Let their be a circle with center O, and radius r. Let their be a point P outside the circle at a distance d from O. Let a variable line passing through P cut the circle in 2 points, A and B. We define a point C between A and B such that PC is harmonic mean of PA and PB. Prove that the locus of C is chord of contact of P with respect to the circle.
I can do it through coordinate geometry, I just wanted to find a geometrical method. I tried looking at its inversion, and trying to find relations but I couldn't.
Any help is appreciated. Thanks.
Best Answer
Let the circle have centre $O$.Let the points at which the tangents touch the circle be $D$ and $E$.A variable line through point $P$ cuts the circle at points $A$ and $B$. $DE$ cuts this line at $C$. So proving that $PC$ is the harmonic mean of $PA$ and $PB$ will prove the given statement.
Let $M$ be the midpoint of $AB$. Then $OM\perp AP$.
Now, observe that, pentagon $MODPE$ is cyclic. Hence, $PC\cdot CM=DC\cdot CE$.

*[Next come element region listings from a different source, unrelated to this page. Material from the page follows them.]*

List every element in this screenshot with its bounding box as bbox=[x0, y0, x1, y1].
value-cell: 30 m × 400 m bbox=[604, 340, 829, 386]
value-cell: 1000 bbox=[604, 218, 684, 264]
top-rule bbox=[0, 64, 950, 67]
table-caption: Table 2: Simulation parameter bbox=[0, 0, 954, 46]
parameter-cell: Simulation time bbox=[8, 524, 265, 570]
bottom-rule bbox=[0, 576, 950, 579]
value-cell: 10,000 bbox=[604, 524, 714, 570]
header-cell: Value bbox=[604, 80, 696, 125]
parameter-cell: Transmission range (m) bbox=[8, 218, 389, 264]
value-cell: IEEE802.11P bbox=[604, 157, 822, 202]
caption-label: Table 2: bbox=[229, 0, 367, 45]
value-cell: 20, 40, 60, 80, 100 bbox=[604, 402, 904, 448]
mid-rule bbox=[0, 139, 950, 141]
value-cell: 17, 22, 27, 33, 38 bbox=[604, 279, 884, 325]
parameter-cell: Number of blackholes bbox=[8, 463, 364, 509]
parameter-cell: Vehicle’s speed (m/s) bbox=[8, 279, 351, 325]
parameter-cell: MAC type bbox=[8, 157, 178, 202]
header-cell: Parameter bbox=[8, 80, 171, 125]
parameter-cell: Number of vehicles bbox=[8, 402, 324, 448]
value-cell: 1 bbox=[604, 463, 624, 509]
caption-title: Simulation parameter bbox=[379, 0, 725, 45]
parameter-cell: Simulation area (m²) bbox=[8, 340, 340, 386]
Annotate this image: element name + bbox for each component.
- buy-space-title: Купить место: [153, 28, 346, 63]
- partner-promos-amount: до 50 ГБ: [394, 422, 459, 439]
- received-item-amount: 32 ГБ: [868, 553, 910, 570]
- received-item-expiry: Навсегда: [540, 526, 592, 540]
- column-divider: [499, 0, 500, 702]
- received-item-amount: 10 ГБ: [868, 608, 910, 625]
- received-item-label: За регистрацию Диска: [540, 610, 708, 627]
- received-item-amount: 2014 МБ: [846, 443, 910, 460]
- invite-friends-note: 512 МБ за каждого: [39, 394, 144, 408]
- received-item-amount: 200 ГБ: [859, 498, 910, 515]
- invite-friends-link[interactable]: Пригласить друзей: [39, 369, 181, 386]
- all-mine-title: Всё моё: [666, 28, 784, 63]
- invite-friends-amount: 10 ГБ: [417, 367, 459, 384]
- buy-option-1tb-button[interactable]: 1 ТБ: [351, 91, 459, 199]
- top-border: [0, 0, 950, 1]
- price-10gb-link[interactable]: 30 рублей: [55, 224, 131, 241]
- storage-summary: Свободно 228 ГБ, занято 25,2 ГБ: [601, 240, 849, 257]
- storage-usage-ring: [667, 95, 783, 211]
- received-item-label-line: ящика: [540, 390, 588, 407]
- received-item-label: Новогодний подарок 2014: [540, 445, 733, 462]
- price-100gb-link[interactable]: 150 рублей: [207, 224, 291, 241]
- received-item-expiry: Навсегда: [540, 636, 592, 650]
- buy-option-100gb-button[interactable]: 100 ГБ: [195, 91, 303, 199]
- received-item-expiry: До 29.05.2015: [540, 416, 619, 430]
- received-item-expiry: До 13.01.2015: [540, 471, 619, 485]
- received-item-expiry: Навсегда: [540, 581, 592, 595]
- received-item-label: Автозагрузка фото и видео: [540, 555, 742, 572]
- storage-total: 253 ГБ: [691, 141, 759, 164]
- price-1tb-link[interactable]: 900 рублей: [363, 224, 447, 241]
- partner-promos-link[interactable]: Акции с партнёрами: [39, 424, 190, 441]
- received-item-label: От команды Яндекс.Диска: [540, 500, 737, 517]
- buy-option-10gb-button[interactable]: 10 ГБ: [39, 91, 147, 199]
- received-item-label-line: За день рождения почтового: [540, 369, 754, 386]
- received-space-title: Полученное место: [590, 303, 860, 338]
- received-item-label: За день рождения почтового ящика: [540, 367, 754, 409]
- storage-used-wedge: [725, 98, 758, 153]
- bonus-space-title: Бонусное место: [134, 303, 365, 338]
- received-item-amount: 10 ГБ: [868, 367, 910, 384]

Also, since $DC\cdot CE=AC\cdot CB$, $AC\cdot CB=PC\cdot CM$.
$AC=PA-PC$
$BC=PC-PB$
$CM=\frac {1}{2}(AC-BC)=\frac {1}{2}(PA+PB)-PC$
Plugging these values into the equation gives,
$PC\{\frac {1}{2}(PA+PB)-PC\}=(PA-PC)(PC-PB)$
$\Rightarrow PC=\frac {2PA\cdot PB}{PA+PB}$
Hence, $PC$ is the harmonic mean of $PA$ and $PB$.